I took a few days off. I was busy being lazy, or busy being with family, or busy being with me. All options mean I was just too busy to blog...or , well, too distracted at any rate.
I have had a good week. I think Tuesday was so smooth because of all the prayers sent up for me and my family. I cannot thank all of you enough for praying. I was telling a friend last night how you might anticipate a day as being difficult, and because others do too...they pray, they send gifts, emails, texts, and because of it I usually have a good day. I just love when all the people I know let me know they are thinking of my baby girl. It warms my heart.
So Tuesday, me and Rigg got a late start. We got dressed and drove to Grandma B's house. She watched him while I went to the cemetery. It was of course muddy and windy...like it always is when I go. I read a few passages of scripture. I prayed. I thought about staying longer...but I really had to go to the bathroom. So I left. It just goes to show even though sometimes our spirit longs to do one thing...our flesh pulls us in another direction...and it was pulling me quite strongly I assure you.
While I was away, G-ma B took this delightful picture of my little man...scrumptious!
~enter pathetic transition now~
So I would like to send out a very lame, very belated thank you...to all who have sent gifts, cards, and other wonderful things for us, and for Rigg since his birth. I have a lovely, HUGE, stack of thank you's...that are still blank, and I fear they will remain so for awhile longer...
One thing you should know about me...I am terrible at sending thank you's. TERRIBLE! It is a wonder people keep sending me things...I have the best of intentions. I write the prettiest, most thoughtful, personal thank you's in my head...yet they never get to paper, or mailed...Oh, how I wish I was different....
So here are some beautiful flowers and cards (including thoughts and prayers) that people have sent the past few days...
The blurred roses are intentional...I kinda thought the blurred,abstractness was pretty... And because I know you are just itching to find out what I have been up to the past few days...Picking up oodles and oodles of toys because...
6 comments:
Yeah for boring! And regarding your confession of thank you notes, I am exactly the same! I just bought thank you's for Josie's shower, it's been about three months...uhhh can you say slacker?? It warms my heart to know people blessed you and prayers were answered this week. Love the pics... I've been wanting to see Rigg with a big smile on his face... Josie is just starting to smile and giggle. It is so awesome. Have an awesome "boring" regular and wonderful weekend. - jen
Ohhh how this post makes my heart so happy! I was going to comment to check in, so i'm glad to hear you're hangin' in there! I've been prayin' for you & will continue to do so! That little Riggster of yours is AAADDDDORABLE!!! LOVE HIM! anyways. Have a GREAT Thursday! Much love!
~Krista
Yahoo!!! I'm so happy to hear that life is boring-just ordinary.

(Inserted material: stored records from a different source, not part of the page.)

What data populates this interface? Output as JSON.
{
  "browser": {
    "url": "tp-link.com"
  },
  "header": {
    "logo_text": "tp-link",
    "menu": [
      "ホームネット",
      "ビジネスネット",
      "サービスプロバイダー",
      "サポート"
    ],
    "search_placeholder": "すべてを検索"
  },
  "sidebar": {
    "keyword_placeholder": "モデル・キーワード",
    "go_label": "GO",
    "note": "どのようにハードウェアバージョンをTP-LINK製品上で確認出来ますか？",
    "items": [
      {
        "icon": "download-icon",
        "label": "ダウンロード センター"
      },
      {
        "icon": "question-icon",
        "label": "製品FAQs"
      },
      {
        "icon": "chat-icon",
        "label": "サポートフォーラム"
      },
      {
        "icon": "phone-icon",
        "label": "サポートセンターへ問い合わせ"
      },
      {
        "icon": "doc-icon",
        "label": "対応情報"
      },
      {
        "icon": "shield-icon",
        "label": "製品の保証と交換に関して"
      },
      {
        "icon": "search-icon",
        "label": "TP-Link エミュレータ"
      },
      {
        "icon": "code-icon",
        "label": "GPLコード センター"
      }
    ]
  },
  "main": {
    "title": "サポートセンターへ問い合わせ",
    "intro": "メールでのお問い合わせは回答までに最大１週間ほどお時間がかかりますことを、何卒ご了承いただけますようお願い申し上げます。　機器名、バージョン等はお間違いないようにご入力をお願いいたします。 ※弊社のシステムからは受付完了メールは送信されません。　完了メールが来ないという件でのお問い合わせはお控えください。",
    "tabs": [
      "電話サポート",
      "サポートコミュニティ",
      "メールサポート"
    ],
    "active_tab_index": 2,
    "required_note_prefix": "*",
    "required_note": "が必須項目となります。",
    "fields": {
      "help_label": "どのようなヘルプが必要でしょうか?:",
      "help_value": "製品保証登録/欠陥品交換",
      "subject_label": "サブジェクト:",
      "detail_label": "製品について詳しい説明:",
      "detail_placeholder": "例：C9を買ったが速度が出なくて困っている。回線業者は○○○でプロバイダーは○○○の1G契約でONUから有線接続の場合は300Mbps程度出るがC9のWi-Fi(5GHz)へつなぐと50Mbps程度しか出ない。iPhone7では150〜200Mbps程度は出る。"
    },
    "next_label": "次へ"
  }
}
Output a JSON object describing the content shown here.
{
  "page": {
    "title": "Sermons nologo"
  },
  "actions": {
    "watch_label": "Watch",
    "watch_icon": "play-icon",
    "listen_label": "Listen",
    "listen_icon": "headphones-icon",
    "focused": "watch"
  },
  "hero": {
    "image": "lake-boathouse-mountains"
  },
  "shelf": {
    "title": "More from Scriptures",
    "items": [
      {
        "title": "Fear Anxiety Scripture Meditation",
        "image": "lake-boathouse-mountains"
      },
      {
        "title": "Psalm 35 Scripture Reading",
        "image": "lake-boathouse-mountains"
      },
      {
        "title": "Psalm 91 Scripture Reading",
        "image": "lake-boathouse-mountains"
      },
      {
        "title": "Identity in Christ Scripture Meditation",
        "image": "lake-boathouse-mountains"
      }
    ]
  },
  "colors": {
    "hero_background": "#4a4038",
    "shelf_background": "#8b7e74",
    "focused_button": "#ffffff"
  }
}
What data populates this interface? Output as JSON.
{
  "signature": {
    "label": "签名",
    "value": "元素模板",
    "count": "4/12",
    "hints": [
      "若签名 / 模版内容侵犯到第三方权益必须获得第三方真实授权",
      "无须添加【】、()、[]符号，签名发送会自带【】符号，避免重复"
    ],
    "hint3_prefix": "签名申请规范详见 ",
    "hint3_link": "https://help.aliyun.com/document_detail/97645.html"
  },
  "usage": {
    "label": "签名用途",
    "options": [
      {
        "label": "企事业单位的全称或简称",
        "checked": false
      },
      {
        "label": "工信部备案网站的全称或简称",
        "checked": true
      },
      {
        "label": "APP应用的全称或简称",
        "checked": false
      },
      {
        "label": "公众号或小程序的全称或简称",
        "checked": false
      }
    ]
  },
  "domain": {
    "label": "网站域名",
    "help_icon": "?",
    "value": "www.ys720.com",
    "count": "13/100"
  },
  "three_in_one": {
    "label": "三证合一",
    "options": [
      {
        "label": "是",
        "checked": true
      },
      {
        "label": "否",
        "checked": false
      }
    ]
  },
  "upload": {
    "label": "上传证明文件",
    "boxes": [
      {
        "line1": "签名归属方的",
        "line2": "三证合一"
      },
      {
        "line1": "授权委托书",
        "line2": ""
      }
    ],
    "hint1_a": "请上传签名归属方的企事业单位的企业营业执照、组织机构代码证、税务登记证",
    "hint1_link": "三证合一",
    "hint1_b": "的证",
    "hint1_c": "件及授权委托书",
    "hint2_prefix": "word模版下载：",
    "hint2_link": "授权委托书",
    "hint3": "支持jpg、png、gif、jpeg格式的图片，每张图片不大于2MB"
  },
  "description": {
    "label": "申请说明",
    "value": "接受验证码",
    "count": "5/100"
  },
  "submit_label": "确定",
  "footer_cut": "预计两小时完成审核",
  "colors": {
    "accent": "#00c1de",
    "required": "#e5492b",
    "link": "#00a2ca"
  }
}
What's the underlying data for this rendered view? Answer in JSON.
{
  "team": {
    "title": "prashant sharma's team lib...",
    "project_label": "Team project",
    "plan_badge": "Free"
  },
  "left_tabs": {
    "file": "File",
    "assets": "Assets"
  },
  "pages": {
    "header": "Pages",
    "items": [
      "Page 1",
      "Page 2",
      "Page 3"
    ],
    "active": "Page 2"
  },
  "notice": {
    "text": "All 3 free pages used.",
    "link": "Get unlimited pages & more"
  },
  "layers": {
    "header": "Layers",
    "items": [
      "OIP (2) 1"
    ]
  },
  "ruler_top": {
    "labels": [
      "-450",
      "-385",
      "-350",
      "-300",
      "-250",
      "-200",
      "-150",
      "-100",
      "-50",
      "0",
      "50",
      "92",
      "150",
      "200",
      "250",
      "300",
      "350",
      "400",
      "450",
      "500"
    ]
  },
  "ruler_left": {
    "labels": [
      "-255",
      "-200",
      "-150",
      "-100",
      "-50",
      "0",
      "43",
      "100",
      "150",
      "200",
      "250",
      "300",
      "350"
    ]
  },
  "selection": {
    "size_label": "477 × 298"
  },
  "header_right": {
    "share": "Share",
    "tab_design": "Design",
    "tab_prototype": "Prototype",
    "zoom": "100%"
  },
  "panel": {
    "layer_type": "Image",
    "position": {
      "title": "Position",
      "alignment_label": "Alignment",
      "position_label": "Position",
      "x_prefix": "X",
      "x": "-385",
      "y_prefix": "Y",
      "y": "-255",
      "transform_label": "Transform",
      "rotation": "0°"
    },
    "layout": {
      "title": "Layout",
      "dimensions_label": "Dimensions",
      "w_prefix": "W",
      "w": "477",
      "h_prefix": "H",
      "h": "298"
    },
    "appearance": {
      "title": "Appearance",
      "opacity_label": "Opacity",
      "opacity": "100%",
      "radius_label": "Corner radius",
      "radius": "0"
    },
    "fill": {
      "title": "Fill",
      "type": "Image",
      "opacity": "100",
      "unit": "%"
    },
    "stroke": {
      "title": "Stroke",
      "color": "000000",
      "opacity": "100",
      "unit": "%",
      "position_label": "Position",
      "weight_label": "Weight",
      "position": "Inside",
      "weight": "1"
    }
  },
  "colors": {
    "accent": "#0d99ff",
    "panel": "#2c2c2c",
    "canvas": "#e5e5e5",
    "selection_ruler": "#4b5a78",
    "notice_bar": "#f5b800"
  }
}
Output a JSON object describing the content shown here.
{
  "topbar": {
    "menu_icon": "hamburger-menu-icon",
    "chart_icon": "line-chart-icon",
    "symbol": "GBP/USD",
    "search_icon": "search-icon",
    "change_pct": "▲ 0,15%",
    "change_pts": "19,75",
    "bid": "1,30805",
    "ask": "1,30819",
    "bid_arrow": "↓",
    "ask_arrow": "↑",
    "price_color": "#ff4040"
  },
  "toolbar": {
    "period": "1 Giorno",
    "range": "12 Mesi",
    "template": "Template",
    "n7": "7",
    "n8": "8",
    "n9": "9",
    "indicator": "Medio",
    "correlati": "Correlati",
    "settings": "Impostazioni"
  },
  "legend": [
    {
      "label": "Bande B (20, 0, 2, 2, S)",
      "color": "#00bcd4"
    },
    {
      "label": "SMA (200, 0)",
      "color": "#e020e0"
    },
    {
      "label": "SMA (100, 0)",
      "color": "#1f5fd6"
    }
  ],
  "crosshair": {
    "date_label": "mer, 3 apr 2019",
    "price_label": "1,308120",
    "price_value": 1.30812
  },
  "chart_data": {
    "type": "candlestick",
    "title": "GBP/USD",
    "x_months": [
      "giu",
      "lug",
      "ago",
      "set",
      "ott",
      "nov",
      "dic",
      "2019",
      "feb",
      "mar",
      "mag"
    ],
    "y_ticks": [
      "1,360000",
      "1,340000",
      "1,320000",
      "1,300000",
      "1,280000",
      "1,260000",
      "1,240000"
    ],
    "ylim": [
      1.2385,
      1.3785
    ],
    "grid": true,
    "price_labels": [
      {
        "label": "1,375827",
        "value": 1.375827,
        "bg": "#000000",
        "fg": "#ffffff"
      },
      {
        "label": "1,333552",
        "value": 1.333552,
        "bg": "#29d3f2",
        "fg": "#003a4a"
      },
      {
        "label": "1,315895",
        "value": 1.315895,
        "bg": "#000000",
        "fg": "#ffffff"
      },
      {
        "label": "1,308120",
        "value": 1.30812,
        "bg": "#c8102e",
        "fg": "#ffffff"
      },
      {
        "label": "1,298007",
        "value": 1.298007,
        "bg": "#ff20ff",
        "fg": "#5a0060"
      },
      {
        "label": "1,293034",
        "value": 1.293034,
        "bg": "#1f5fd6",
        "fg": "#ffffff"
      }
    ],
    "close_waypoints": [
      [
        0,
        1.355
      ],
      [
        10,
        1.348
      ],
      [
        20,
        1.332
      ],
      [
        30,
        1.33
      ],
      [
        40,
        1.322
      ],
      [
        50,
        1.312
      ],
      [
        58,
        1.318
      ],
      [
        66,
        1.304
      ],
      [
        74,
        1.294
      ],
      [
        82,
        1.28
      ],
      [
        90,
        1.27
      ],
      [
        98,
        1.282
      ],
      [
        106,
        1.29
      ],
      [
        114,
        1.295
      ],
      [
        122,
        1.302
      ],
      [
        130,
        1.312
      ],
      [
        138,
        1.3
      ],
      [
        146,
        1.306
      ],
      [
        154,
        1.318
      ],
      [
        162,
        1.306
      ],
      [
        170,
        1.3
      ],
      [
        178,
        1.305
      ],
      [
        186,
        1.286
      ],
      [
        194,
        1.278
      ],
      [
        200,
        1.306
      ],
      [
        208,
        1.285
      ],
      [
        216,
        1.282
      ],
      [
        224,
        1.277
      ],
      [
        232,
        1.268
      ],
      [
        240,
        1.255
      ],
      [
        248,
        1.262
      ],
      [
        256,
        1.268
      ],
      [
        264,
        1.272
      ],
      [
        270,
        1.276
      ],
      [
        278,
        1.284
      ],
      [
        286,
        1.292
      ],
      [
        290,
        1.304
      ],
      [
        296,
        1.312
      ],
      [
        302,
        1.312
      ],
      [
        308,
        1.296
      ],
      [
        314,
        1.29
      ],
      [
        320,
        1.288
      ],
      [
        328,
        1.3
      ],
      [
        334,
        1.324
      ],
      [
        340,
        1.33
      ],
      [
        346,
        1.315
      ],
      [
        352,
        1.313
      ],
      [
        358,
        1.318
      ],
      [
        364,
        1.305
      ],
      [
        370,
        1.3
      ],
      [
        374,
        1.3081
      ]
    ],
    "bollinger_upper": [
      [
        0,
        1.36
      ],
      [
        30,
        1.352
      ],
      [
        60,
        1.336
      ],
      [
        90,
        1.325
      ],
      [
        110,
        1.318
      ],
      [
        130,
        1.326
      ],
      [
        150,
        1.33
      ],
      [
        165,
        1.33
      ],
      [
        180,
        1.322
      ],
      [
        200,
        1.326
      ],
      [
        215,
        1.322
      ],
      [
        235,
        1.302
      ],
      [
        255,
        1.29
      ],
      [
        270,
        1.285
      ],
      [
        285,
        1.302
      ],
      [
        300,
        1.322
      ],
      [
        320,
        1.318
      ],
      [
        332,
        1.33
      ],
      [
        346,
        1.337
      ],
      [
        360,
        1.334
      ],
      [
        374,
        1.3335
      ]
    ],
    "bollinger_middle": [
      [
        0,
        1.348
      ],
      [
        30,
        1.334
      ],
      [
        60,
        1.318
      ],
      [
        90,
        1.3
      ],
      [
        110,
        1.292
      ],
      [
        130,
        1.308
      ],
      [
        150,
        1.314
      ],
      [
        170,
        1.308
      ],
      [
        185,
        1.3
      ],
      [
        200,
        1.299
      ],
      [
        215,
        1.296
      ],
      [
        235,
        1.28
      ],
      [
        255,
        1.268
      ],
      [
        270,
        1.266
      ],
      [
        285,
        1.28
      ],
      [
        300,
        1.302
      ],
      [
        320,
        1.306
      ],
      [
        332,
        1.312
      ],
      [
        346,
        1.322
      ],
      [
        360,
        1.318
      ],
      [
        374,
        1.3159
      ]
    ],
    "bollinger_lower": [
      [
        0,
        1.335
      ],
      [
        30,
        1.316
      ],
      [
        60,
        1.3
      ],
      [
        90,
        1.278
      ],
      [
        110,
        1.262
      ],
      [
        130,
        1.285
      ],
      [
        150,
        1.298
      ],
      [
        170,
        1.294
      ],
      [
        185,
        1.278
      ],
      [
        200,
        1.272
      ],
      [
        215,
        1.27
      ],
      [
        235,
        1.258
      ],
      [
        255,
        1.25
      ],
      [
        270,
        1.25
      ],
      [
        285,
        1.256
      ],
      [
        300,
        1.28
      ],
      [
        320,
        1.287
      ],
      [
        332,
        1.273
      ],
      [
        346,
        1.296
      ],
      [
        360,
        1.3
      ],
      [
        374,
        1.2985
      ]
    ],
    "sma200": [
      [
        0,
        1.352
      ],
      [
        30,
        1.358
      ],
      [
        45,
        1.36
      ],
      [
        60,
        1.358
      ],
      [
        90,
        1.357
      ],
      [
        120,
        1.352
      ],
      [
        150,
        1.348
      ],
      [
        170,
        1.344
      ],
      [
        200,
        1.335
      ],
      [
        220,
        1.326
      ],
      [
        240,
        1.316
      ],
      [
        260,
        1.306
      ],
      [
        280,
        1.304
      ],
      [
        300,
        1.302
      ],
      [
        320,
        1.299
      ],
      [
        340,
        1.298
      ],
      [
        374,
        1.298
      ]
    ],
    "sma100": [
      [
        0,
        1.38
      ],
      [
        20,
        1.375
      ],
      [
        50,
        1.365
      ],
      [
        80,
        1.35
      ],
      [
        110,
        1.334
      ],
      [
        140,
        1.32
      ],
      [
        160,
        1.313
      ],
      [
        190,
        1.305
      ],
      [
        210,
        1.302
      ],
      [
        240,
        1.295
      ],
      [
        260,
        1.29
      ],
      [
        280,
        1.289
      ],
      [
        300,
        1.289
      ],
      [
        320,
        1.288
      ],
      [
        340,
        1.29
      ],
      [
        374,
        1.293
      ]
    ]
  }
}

So happy to hear that Tuesday was a smooth day for you. There were lots of prayers and good wishes from family, friends, and from me, a complete stranger.
I want to eat Rigg's little face...I LOVE that picture of him with the white background. And I don't know why, but the pictures of he and Baylor CRACK me up.
Thank you so much for your sweet comment. I have been reading through some of your older posts and am amazed at your heart.
You have a beautiful family. My heart breaks with you over your loss of Caden and rejoices over Riggs.
Thank you for being faithful to GOD!
I just found your blog from another blog I read. You have touched my heart, your faith has inspired me. Five days before my sixth birthday (I'm 28) my baby sister died. I remember it like it was yesterday. I still love when people say her name....Elizabeth...my mom has gone on to help so many mommy's who experience the worst loss imaginable-the loss of a child. My family has lived by the mantra. "Her song will be sung if we do the singing". We still talk about her. I'm proud of her. I just wanted you to know you are singing your girls song every day, and she and your family have touched my heart.